I don't include design principles such as "visually engaging", "interesting" and other such principles. It goes without saying we need to engage the user. Assuming you can offer an experience which addresses these critical design principles, you will be well on the way to improving the customer experience you offer. Sure, you need to design the processes and conduct change management / training, but in general I see too many organizations start with process design before getting the design principles right.

At some point you might be asking yourself - "Why is Kalvin emphasizing the Cloud in this blog post (and actually almost every other post)?" "Is Kalvin trying to optimize his blog for search terms?" Well, actually not. There is one primary reason why I include the Cloud (and even with a capital "C") when I talk about customer experience...

It's because that's where your customers hang out. (sorry...you knew that was coming)

The majority of solutions we use to enable improved customer experience will either reside in the Cloud or use Cloud technologies to enable communication, whether on a PC, Netbook, Tablet, or mobile phone. And what do we believe will be the emphasis of these Cloud-based solutions over the next couple of years?

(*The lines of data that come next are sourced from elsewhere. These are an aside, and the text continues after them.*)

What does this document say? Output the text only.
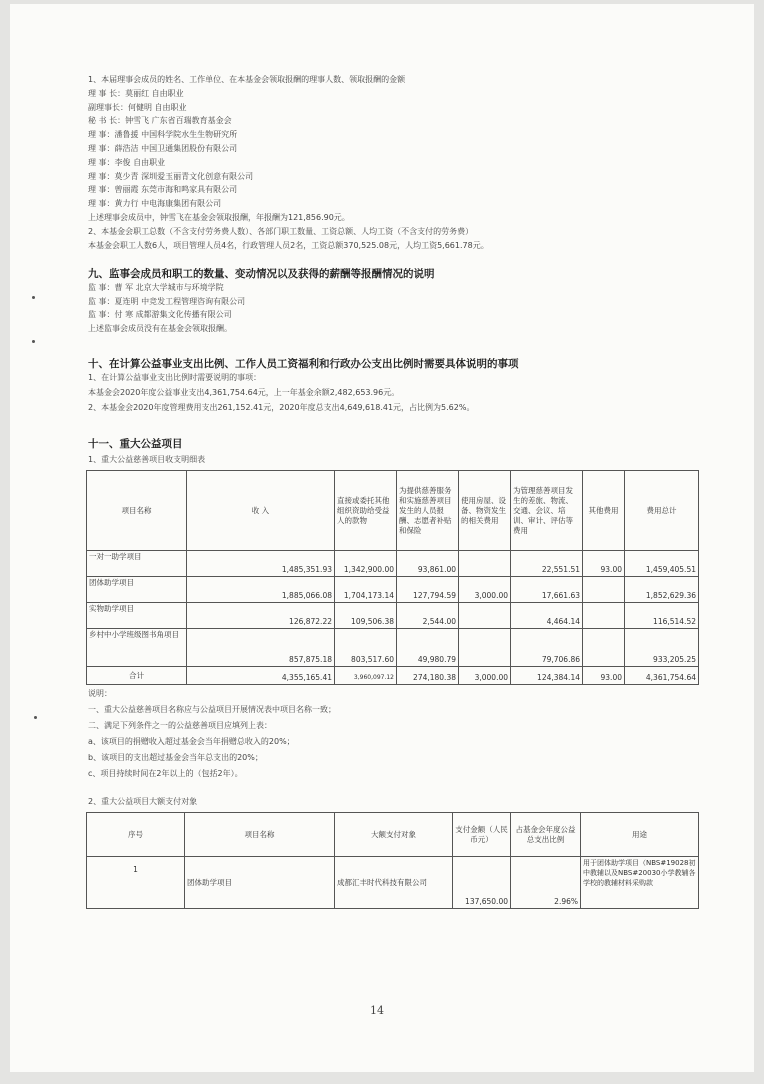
1、本届理事会成员的姓名、工作单位、在本基金会领取报酬的理事人数、领取报酬的金额
理 事 长：莫丽红 自由职业
副理事长：何健明 自由职业
秘 书 长：钟雪飞 广东省百瑞教育基金会
理 事：潘鲁援 中国科学院水生生物研究所
理 事：薛浩洁 中国卫通集团股份有限公司
理 事：李俊 自由职业
理 事：莫少青 深圳爱玉丽青文化创意有限公司
理 事：曾丽霞 东莞市海和鸣家具有限公司
理 事：黄力行 中电海康集团有限公司
上述理事会成员中，钟雪飞在基金会领取报酬，年报酬为121,856.90元。
2、本基金会职工总数（不含支付劳务费人数）、各部门职工数量、工资总额、人均工资（不含支付的劳务费）
本基金会职工人数6人，项目管理人员4名，行政管理人员2名，工资总额370,525.08元，人均工资5,661.78元。
九、监事会成员和职工的数量、变动情况以及获得的薪酬等报酬情况的说明
监 事：曹 军 北京大学城市与环境学院
监 事：夏连明 中竞发工程管理咨询有限公司
监 事：付 寒 成都游集文化传播有限公司
上述监事会成员没有在基金会领取报酬。
十、在计算公益事业支出比例、工作人员工资福利和行政办公支出比例时需要具体说明的事项
1、在计算公益事业支出比例时需要说明的事项：
本基金会2020年度公益事业支出4,361,754.64元，上一年基金余额2,482,653.96元。
2、本基金会2020年度管理费用支出261,152.41元，2020年度总支出4,649,618.41元，占比例为5.62%。
十一、重大公益项目
1、重大公益慈善项目收支明细表
项目名称	收 入	直接或委托其他组织资助给受益人的款物	为提供慈善服务和实施慈善项目发生的人员报酬、志愿者补贴和保险	使用房屋、设备、物资发生的相关费用	为管理慈善项目发生的差旅、物流、交通、会议、培训、审计、评估等费用	其他费用	费用总计
一对一助学项目	1,485,351.93	1,342,900.00	93,861.00		22,551.51	93.00	1,459,405.51
团体助学项目	1,885,066.08	1,704,173.14	127,794.59	3,000.00	17,661.63		1,852,629.36
实物助学项目	126,872.22	109,506.38	2,544.00		4,464.14		116,514.52
乡村中小学班级图书角项目	857,875.18	803,517.60	49,980.79		79,706.86		933,205.25
合计	4,355,165.41	3,960,097.12	274,180.38	3,000.00	124,384.14	93.00	4,361,754.64
说明：
一、重大公益慈善项目名称应与公益项目开展情况表中项目名称一致；
二、满足下列条件之一的公益慈善项目应填列上表：
a、该项目的捐赠收入超过基金会当年捐赠总收入的20%；
b、该项目的支出超过基金会当年总支出的20%；
c、项目持续时间在2年以上的（包括2年）。
2、重大公益项目大额支付对象
序号	项目名称	大额支付对象	支付金额（人民币元）	占基金会年度公益总支出比例	用途
1	团体助学项目	成都汇丰时代科技有限公司	137,650.00	2.96%	用于团体助学项目（NBS#19028初中教辅以及NBS#20030小学教辅各学校的教辅材料采购款
14
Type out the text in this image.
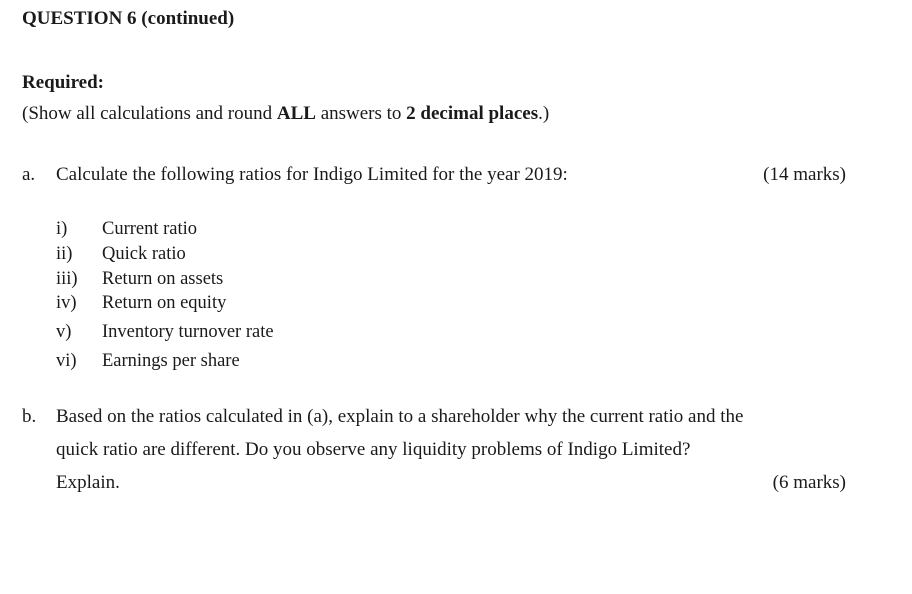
QUESTION 6 (continued)
Required:
(Show all calculations and round ALL answers to 2 decimal places.)
a. Calculate the following ratios for Indigo Limited for the year 2019:	(14 marks)
i) Current ratio
ii) Quick ratio
iii) Return on assets
iv) Return on equity
v) Inventory turnover rate
vi) Earnings per share
b. Based on the ratios calculated in (a), explain to a shareholder why the current ratio and the
quick ratio are different. Do you observe any liquidity problems of Indigo Limited?
Explain.	(6 marks)
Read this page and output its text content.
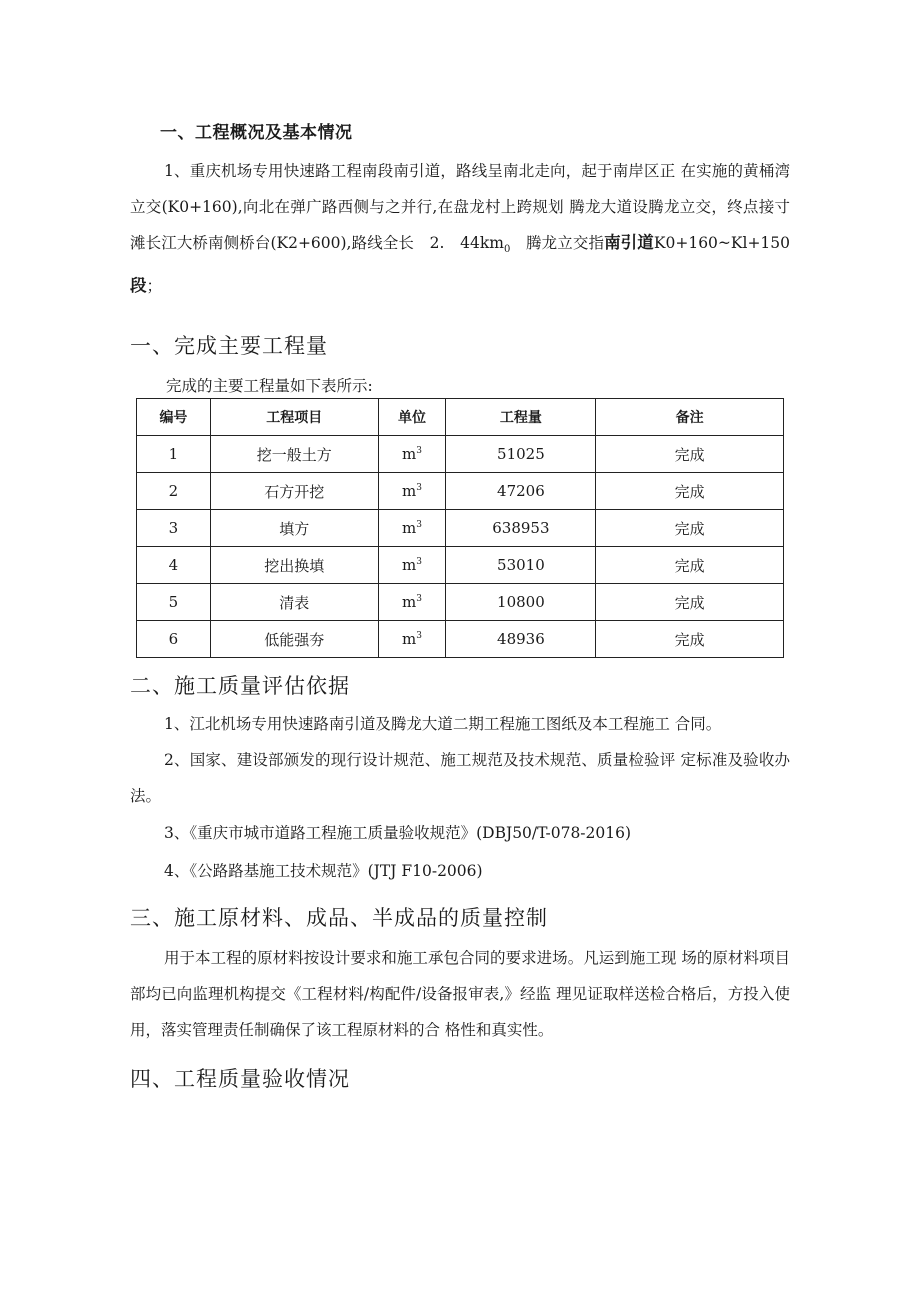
一、工程概况及基本情况
1、重庆机场专用快速路工程南段南引道，路线呈南北走向，起于南岸区正 在实施的黄桶湾立交(K0+160),向北在弹广路西侧与之并行,在盘龙村上跨规划 腾龙大道设腾龙立交，终点接寸滩长江大桥南侧桥台(K2+600),路线全长　2.　$44km_0$　腾龙立交指南引道K0+160~Kl+150段；
一、完成主要工程量
完成的主要工程量如下表所示:
编号	工程项目	单位	工程量	备注
1	挖一般土方	$m^3$	51025	完成
2	石方开挖	$m^3$	47206	完成
3	填方	$m^3$	638953	完成
4	挖出换填	$m^3$	53010	完成
5	清表	$m^3$	10800	完成
6	低能强夯	$m^3$	48936	完成
二、施工质量评估依据
1、江北机场专用快速路南引道及腾龙大道二期工程施工图纸及本工程施工 合同。
2、国家、建设部颁发的现行设计规范、施工规范及技术规范、质量检验评 定标准及验收办法。
3、《重庆市城市道路工程施工质量验收规范》(DBJ50/T-078-2016)
4、《公路路基施工技术规范》(JTJ F10-2006)
三、施工原材料、成品、半成品的质量控制
用于本工程的原材料按设计要求和施工承包合同的要求进场。凡运到施工现 场的原材料项目部均已向监理机构提交《工程材料/构配件/设备报审表,》经监 理见证取样送检合格后，方投入使用，落实管理责任制确保了该工程原材料的合 格性和真实性。
四、工程质量验收情况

  • A new online experience - our websites need to move from online brochures to mass customized engines to allow user-driven discovery. Websites will adapt to the needs of the customer. Our direct communications will also become customized to the needs of our customers based on critical customer segmentation information volunteered to us through permission-based marketing approaches.
  • CRM becomes CEM - CRM has evolved from contact management, to pipeline management, and perhaps in its latest form, to some form of adversarial sales process where we evaluate and document our strengths and weaknesses in an account plan with a view to closing a particular piece of business. When CRM finally evolves into a collaborative, problem discovery and solution building process directly with the customer, it will become a true Customer Experience Management solution. This will  not likely be achieved by the traditional CRM vendors, but more likely through the addition of bolt-ons which bring the customer into CRM through a collaborative, online front-end. The bolt-ons will live in the Cloud.
  • New measures are needed - we need to revisit our measures for customer experience. Of course sales are the ultimate measurable result, but not a reasonable proxy for measuring customer experience. Results are created through day-to-day activities which need to be measured for quantity and quality. What activities will we measure in our new socially enabled world? What is actionable social traffic versus noise? How will we achieve the necessary transparency we require to measure new KPI's? Expect to see an explosion in new analytics  and measurement tools which seek to create transparency in the Cloud.
  • Customer 360 on steroids - it will be an exciting time for anybody tasked with implementing the design principle of consistency and attempting to measure it. Regrettably, it is going to be difficult. Pulling together information from Cloud-based solutions is still difficult to achieve unless the service provider has already built an interface you require. Integration of information and processes in the Cloud will require investment.
  • Product management in real time - I don't want to appear to be too "far out there", but social media and crowd sourcing present opportunities for real time customer feedback which may be harnessed to gain a deep understanding of high value problems we currently solve, or could solve, by brokering our strengths.
In the coming weeks I plan on discussing these topics in more detail, both to look at the business-ready Cloud computing technologies in play (always with a view to business impact), and the business functions and processes impacted in your organization. The overall focus will always be Customer Experience Mastery - mastering the art of exceeding customer expectations.